Aufstellung und Schiedsrichter

Schiedsrichter der Partie war der Lette Andris Treimanis. Das Spiel war bereits im Vorfeld als Pflichtsieg für Sturm eingeordnet worden, da das Hinspiel mit 4:0 deutlich gewonnen worden war. Dennoch zeigten die Grazer über 90 Minuten eine konzentrierte Leistung und ließen in der Defensive kaum etwas zu. Torhüter Khudyakov musste in den 90 Minuten lediglich einmal eingreifen, als er einen Schuss von Miller parierte.

Nächster Gegner: Fenerbahçe oder Górnik Zabrze

Mit dem Gesamtscore von 6:0 ist Sturm Graz in die 3. Qualifikationsrunde der UEFA Champions League eingezogen. In der dritten Quali-Runde wartet nun der Sieger aus dem Duell Fenerbahçe gegen Górnik Zabrze. Das Hinspiel in der Türkei hatte Fenerbahçe Istanbul mit 1:0 gewonnen; das Rückspiel in Polen findet am Mittwoch um 20:00 Uhr statt. Erst danach wird feststehen, wer der nächste Gegner der Grazer ist.

Europa League bereits sicher

Unabhängig vom weiteren Verlauf in der Königsklasse ist Sturm ein Platz in der Ligaphase der Europa League bereits sicher. Die dritte Qualifikationsrunde wird am 4./5. August sowie am 11. August ausgetragen. Bei einer Niederlage in der Champions-League-Qualifikation würden die Grazer in die Ligaphase der Europa League wechseln, was ihnen eine garantierte Startprämie von 4,5 Millionen Euro sichert.

Neben Sturm Graz ist auch der LASK in dieser Saison international vertreten. Der österreichische Meister und Cupsieger steigt allerdings erst in die Play-offs zur Champions League ein. WSG Tirol und Sturm Graz sind bereits für die Ligaphase eines europäischen Wettbewerbs qualifiziert. Damit hat Österreich in dieser Saison mindestens zwei fixe Europacup-Gruppenphasen-Plätze sicher.

Für Sturm Graz war es die sechste Teilnahme an einem europäischen Hauptbewerb in Folge. Die vergangenen fünf Spielzeiten hatten die Steirer im Europacup verbracht, nun soll eine sechste folgen. Die Mannschaft von Trainer Ingolitsch hat sich mit dem klaren Erfolg gegen Heart of Midlothian, den schottischen Vizemeister, für die kommenden Aufgaben empfohlen.

Bereits am Samstag steht für Sturm Graz das nächste Pflichtspiel an: In der Bundesliga starten die Grazer mit einem Auswärtsspiel bei WSG Tirol in die neue Saison.

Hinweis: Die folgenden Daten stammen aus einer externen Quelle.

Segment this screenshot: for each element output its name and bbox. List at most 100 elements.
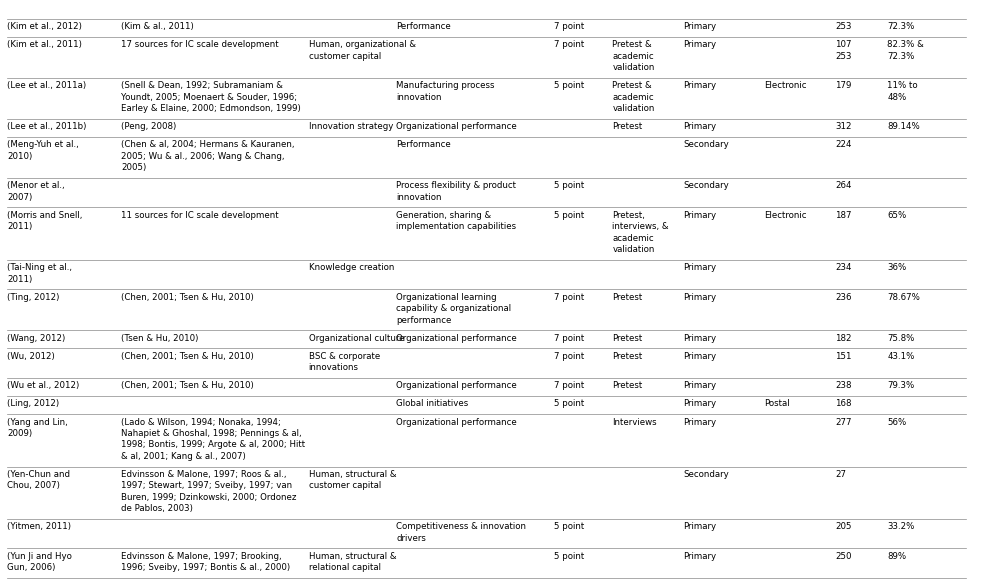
Text: (Yun Ji and Hyo
Gun, 2006): (Yun Ji and Hyo Gun, 2006) bbox=[7, 552, 71, 572]
Text: Primary: Primary bbox=[683, 81, 717, 90]
Text: 187: 187 bbox=[835, 211, 852, 220]
Text: 7 point: 7 point bbox=[554, 333, 585, 343]
Text: 7 point: 7 point bbox=[554, 40, 585, 49]
Text: Primary: Primary bbox=[683, 381, 717, 390]
Text: Interviews: Interviews bbox=[613, 418, 657, 426]
Text: Human, organizational &
customer capital: Human, organizational & customer capital bbox=[309, 40, 416, 61]
Text: Generation, sharing &
implementation capabilities: Generation, sharing & implementation cap… bbox=[396, 211, 516, 231]
Text: (Wu, 2012): (Wu, 2012) bbox=[7, 352, 55, 361]
Text: 82.3% &
72.3%: 82.3% & 72.3% bbox=[888, 40, 924, 61]
Text: Organizational performance: Organizational performance bbox=[396, 418, 517, 426]
Text: (Peng, 2008): (Peng, 2008) bbox=[121, 122, 177, 131]
Text: 5 point: 5 point bbox=[554, 522, 585, 531]
Text: Global initiatives: Global initiatives bbox=[396, 400, 469, 408]
Text: Process flexibility & product
innovation: Process flexibility & product innovation bbox=[396, 181, 516, 202]
Text: (Ting, 2012): (Ting, 2012) bbox=[7, 292, 60, 302]
Text: Primary: Primary bbox=[683, 211, 717, 220]
Text: (Chen, 2001; Tsen & Hu, 2010): (Chen, 2001; Tsen & Hu, 2010) bbox=[121, 292, 254, 302]
Text: 7 point: 7 point bbox=[554, 352, 585, 361]
Text: 89.14%: 89.14% bbox=[888, 122, 921, 131]
Text: 236: 236 bbox=[835, 292, 852, 302]
Text: (Meng-Yuh et al.,
2010): (Meng-Yuh et al., 2010) bbox=[7, 140, 78, 161]
Text: Organizational learning
capability & organizational
performance: Organizational learning capability & org… bbox=[396, 292, 511, 325]
Text: Primary: Primary bbox=[683, 263, 717, 272]
Text: (Chen, 2001; Tsen & Hu, 2010): (Chen, 2001; Tsen & Hu, 2010) bbox=[121, 381, 254, 390]
Text: 264: 264 bbox=[835, 181, 852, 190]
Text: Primary: Primary bbox=[683, 352, 717, 361]
Text: 5 point: 5 point bbox=[554, 181, 585, 190]
Text: Performance: Performance bbox=[396, 22, 451, 31]
Text: 182: 182 bbox=[835, 333, 852, 343]
Text: 7 point: 7 point bbox=[554, 381, 585, 390]
Text: Knowledge creation: Knowledge creation bbox=[309, 263, 394, 272]
Text: (Chen & al, 2004; Hermans & Kauranen,
2005; Wu & al., 2006; Wang & Chang,
2005): (Chen & al, 2004; Hermans & Kauranen, 20… bbox=[121, 140, 295, 172]
Text: Organizational culture: Organizational culture bbox=[309, 333, 404, 343]
Text: (Morris and Snell,
2011): (Morris and Snell, 2011) bbox=[7, 211, 82, 231]
Text: (Menor et al.,
2007): (Menor et al., 2007) bbox=[7, 181, 65, 202]
Text: Primary: Primary bbox=[683, 552, 717, 561]
Text: BSC & corporate
innovations: BSC & corporate innovations bbox=[309, 352, 380, 372]
Text: Electronic: Electronic bbox=[765, 211, 806, 220]
Text: 107
253: 107 253 bbox=[835, 40, 852, 61]
Text: (Wang, 2012): (Wang, 2012) bbox=[7, 333, 66, 343]
Text: (Lee et al., 2011b): (Lee et al., 2011b) bbox=[7, 122, 86, 131]
Text: (Yen-Chun and
Chou, 2007): (Yen-Chun and Chou, 2007) bbox=[7, 470, 70, 490]
Text: 56%: 56% bbox=[888, 418, 907, 426]
Text: (Kim et al., 2012): (Kim et al., 2012) bbox=[7, 22, 81, 31]
Text: 151: 151 bbox=[835, 352, 852, 361]
Text: 78.67%: 78.67% bbox=[888, 292, 921, 302]
Text: (Lado & Wilson, 1994; Nonaka, 1994;
Nahapiet & Ghoshal, 1998; Pennings & al,
199: (Lado & Wilson, 1994; Nonaka, 1994; Naha… bbox=[121, 418, 306, 461]
Text: 33.2%: 33.2% bbox=[888, 522, 915, 531]
Text: 312: 312 bbox=[835, 122, 852, 131]
Text: 168: 168 bbox=[835, 400, 852, 408]
Text: 65%: 65% bbox=[888, 211, 907, 220]
Text: (Ling, 2012): (Ling, 2012) bbox=[7, 400, 59, 408]
Text: Human, structural &
relational capital: Human, structural & relational capital bbox=[309, 552, 396, 572]
Text: (Tsen & Hu, 2010): (Tsen & Hu, 2010) bbox=[121, 333, 199, 343]
Text: (Chen, 2001; Tsen & Hu, 2010): (Chen, 2001; Tsen & Hu, 2010) bbox=[121, 352, 254, 361]
Text: (Yitmen, 2011): (Yitmen, 2011) bbox=[7, 522, 71, 531]
Text: Organizational performance: Organizational performance bbox=[396, 333, 517, 343]
Text: Primary: Primary bbox=[683, 292, 717, 302]
Text: 179: 179 bbox=[835, 81, 852, 90]
Text: Competitiveness & innovation
drivers: Competitiveness & innovation drivers bbox=[396, 522, 526, 543]
Text: 7 point: 7 point bbox=[554, 22, 585, 31]
Text: Secondary: Secondary bbox=[683, 470, 729, 479]
Text: Primary: Primary bbox=[683, 22, 717, 31]
Text: 7 point: 7 point bbox=[554, 292, 585, 302]
Text: Secondary: Secondary bbox=[683, 140, 729, 149]
Text: Primary: Primary bbox=[683, 418, 717, 426]
Text: 43.1%: 43.1% bbox=[888, 352, 915, 361]
Text: 5 point: 5 point bbox=[554, 81, 585, 90]
Text: 5 point: 5 point bbox=[554, 400, 585, 408]
Text: Edvinsson & Malone, 1997; Roos & al.,
1997; Stewart, 1997; Sveiby, 1997; van
Bur: Edvinsson & Malone, 1997; Roos & al., 19… bbox=[121, 470, 297, 513]
Text: 72.3%: 72.3% bbox=[888, 22, 915, 31]
Text: Primary: Primary bbox=[683, 40, 717, 49]
Text: Pretest: Pretest bbox=[613, 333, 642, 343]
Text: 75.8%: 75.8% bbox=[888, 333, 915, 343]
Text: Manufacturing process
innovation: Manufacturing process innovation bbox=[396, 81, 495, 102]
Text: 253: 253 bbox=[835, 22, 852, 31]
Text: Human, structural &
customer capital: Human, structural & customer capital bbox=[309, 470, 396, 490]
Text: 224: 224 bbox=[835, 140, 852, 149]
Text: Pretest &
academic
validation: Pretest & academic validation bbox=[613, 81, 654, 113]
Text: Pretest: Pretest bbox=[613, 122, 642, 131]
Text: (Yang and Lin,
2009): (Yang and Lin, 2009) bbox=[7, 418, 68, 438]
Text: 238: 238 bbox=[835, 381, 852, 390]
Text: Pretest: Pretest bbox=[613, 292, 642, 302]
Text: Electronic: Electronic bbox=[765, 81, 806, 90]
Text: (Kim et al., 2011): (Kim et al., 2011) bbox=[7, 40, 81, 49]
Text: 79.3%: 79.3% bbox=[888, 381, 915, 390]
Text: Performance: Performance bbox=[396, 140, 451, 149]
Text: Primary: Primary bbox=[683, 333, 717, 343]
Text: (Wu et al., 2012): (Wu et al., 2012) bbox=[7, 381, 79, 390]
Text: Organizational performance: Organizational performance bbox=[396, 122, 517, 131]
Text: 27: 27 bbox=[835, 470, 846, 479]
Text: 277: 277 bbox=[835, 418, 852, 426]
Text: 234: 234 bbox=[835, 263, 852, 272]
Text: 205: 205 bbox=[835, 522, 852, 531]
Text: (Snell & Dean, 1992; Subramaniam &
Youndt, 2005; Moenaert & Souder, 1996;
Earley: (Snell & Dean, 1992; Subramaniam & Yound… bbox=[121, 81, 301, 113]
Text: Secondary: Secondary bbox=[683, 181, 729, 190]
Text: 11% to
48%: 11% to 48% bbox=[888, 81, 919, 102]
Text: Postal: Postal bbox=[765, 400, 789, 408]
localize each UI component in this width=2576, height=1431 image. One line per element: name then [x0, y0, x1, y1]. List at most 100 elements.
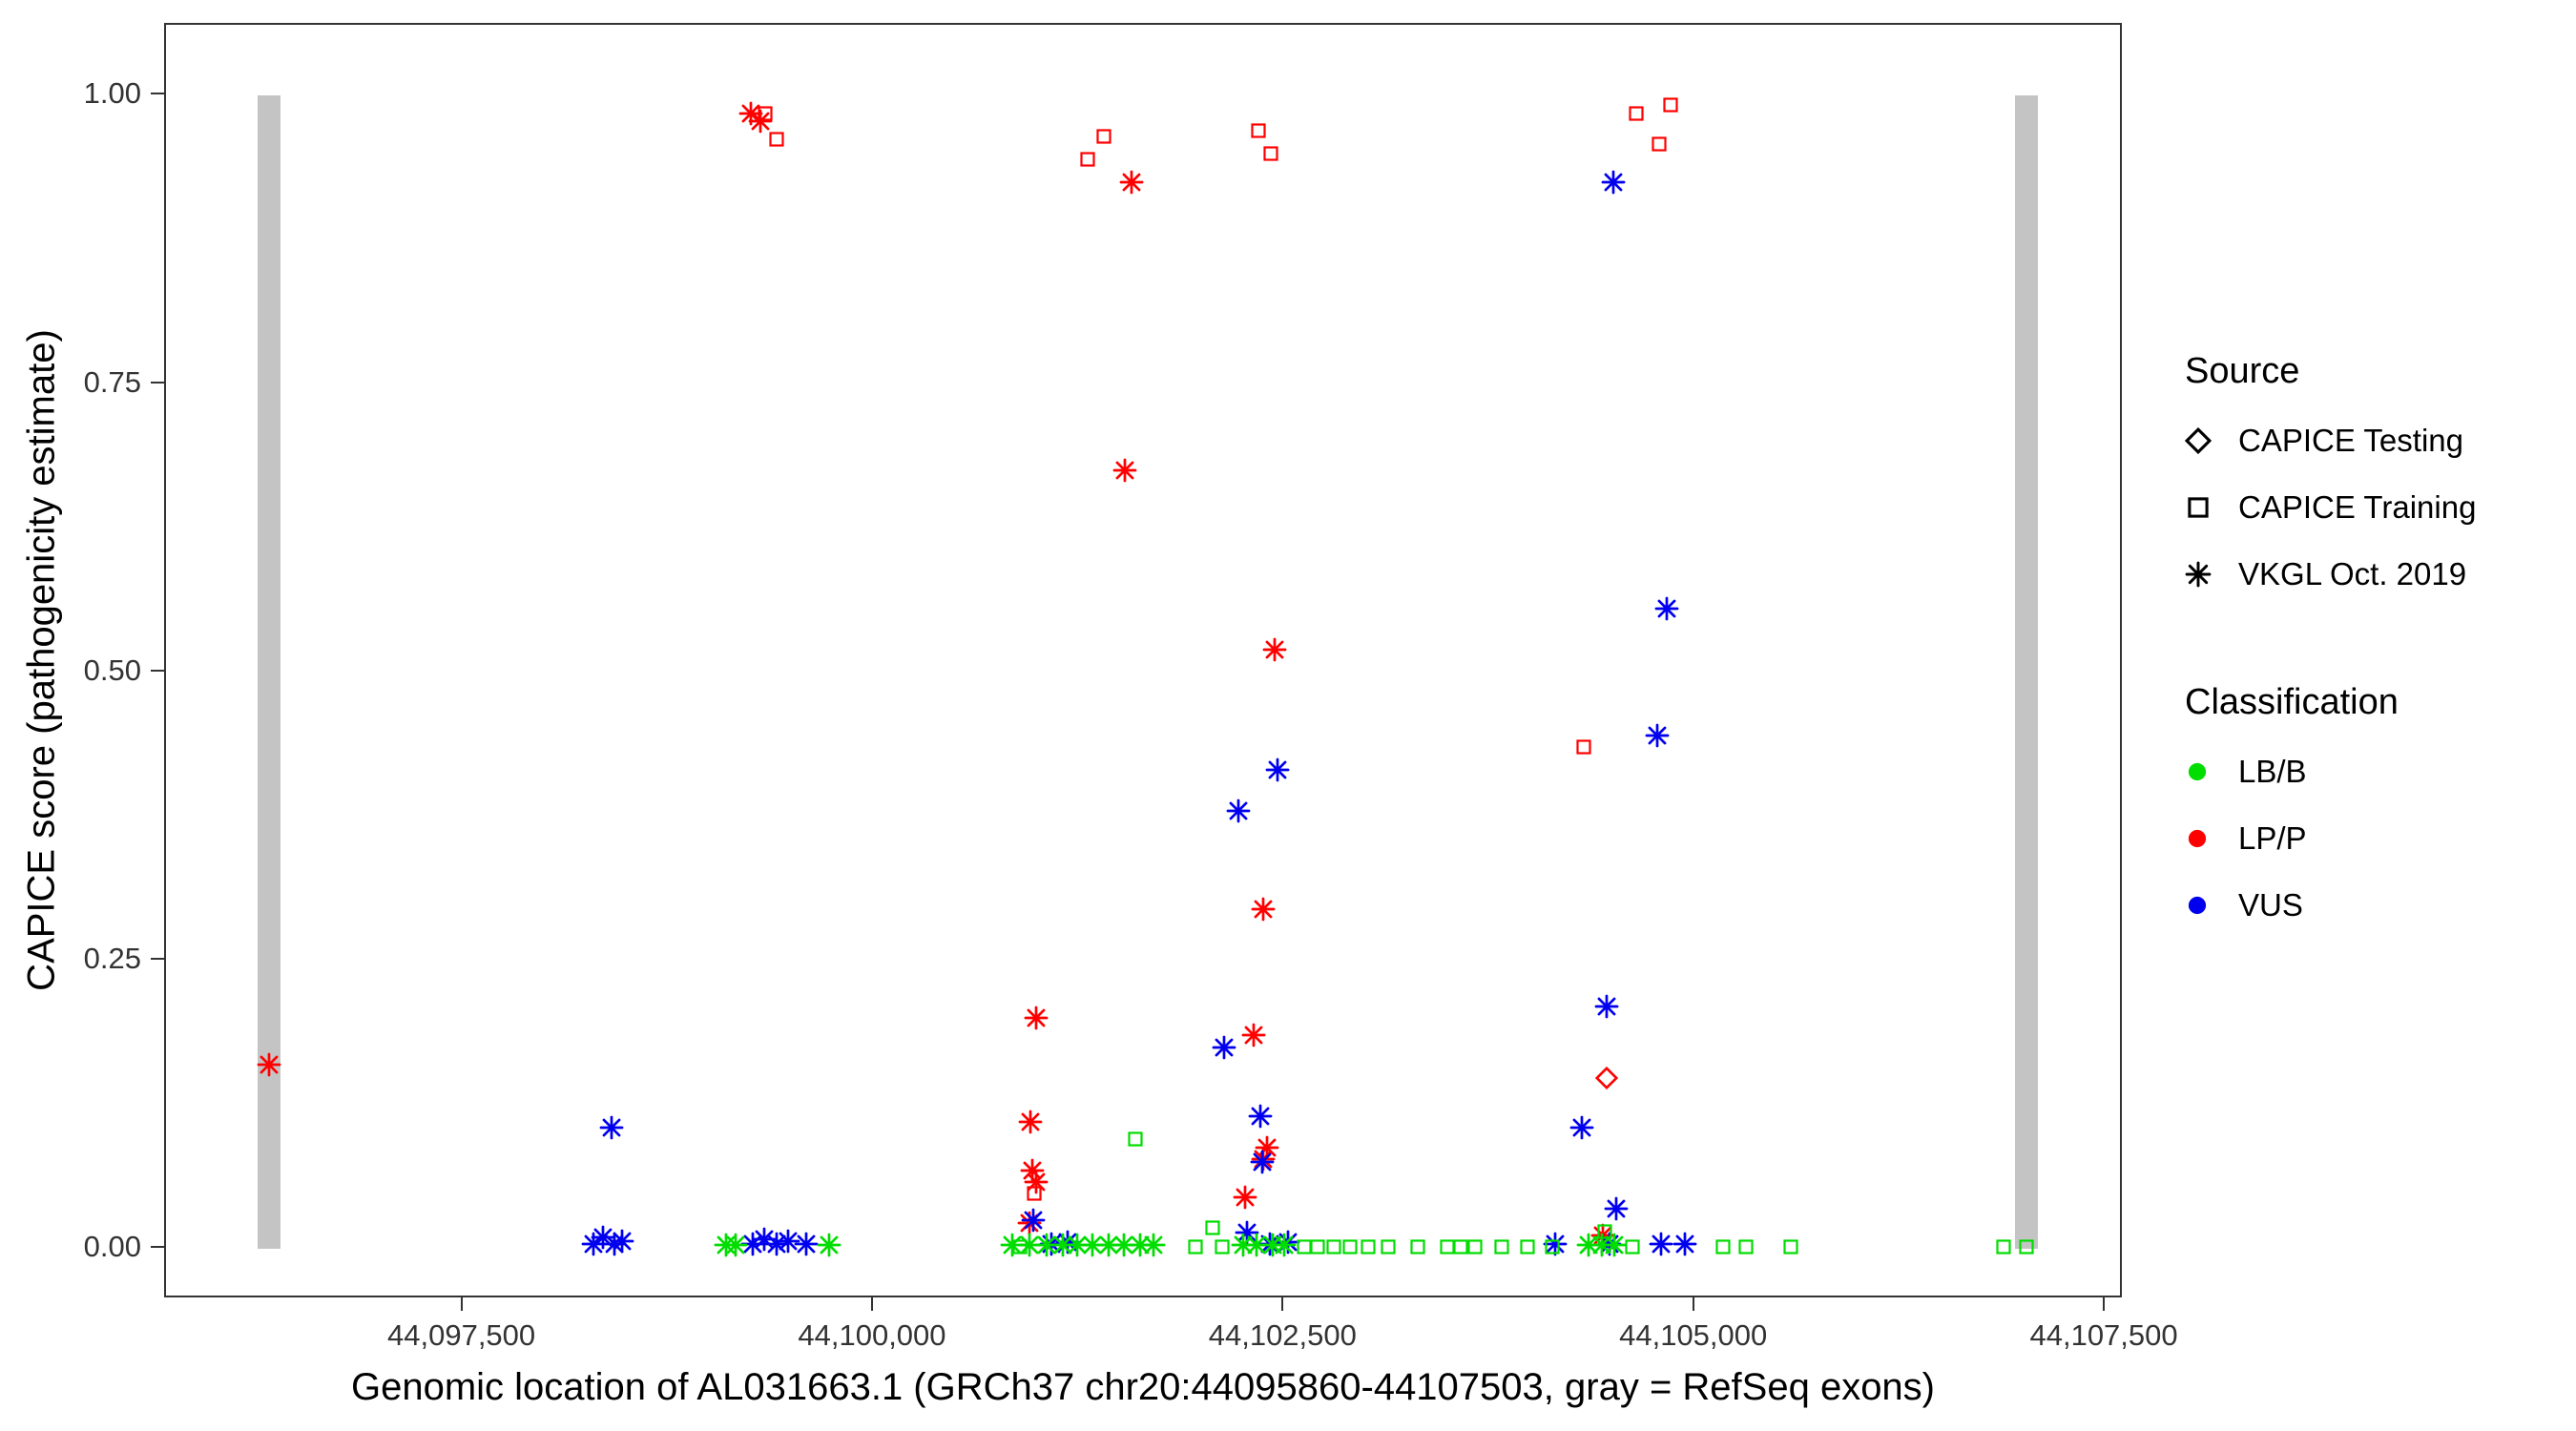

Damit beginnt für die Mannschaft von Fabio Ingolitsch nach der Europacup-Reise nach Edinburgh direkt der Liga-Alltag, ehe am 4./5. August das nächste internationale Spiel ansteht.

Ausblick: Liga-Auftakt und internationale Wochen

Insgesamt zeigte die Elf von Fabio Ingolitsch eine reife Vorstellung im strömenden Regen von Edinburgh. Vor knapp 20.000 Zuschauern im Tynecastle Park, das nahezu vollständig gefüllt war, bot Sturm Graz eine konzentrierte Leistung und nutzte seine Chancen in der zweiten Hälfte eiskalt. Die Grazer Fans feierten ihre Mannschaft nach dem Schlusspfiff ausgelassen.

Mit dem Einzug in die dritte Qualifikationsrunde ist das internationale Saisonziel von Sturm Graz noch nicht erreicht. Sollte die Mannschaft auch in der nächsten Runde bestehen, winkt die Ligaphase der Champions League. Andernfalls ist die Teilnahme an der Europa League bereits sicher – was für den Klub wirtschaftlich und sportlich gleichermaßen ein Erfolg wäre.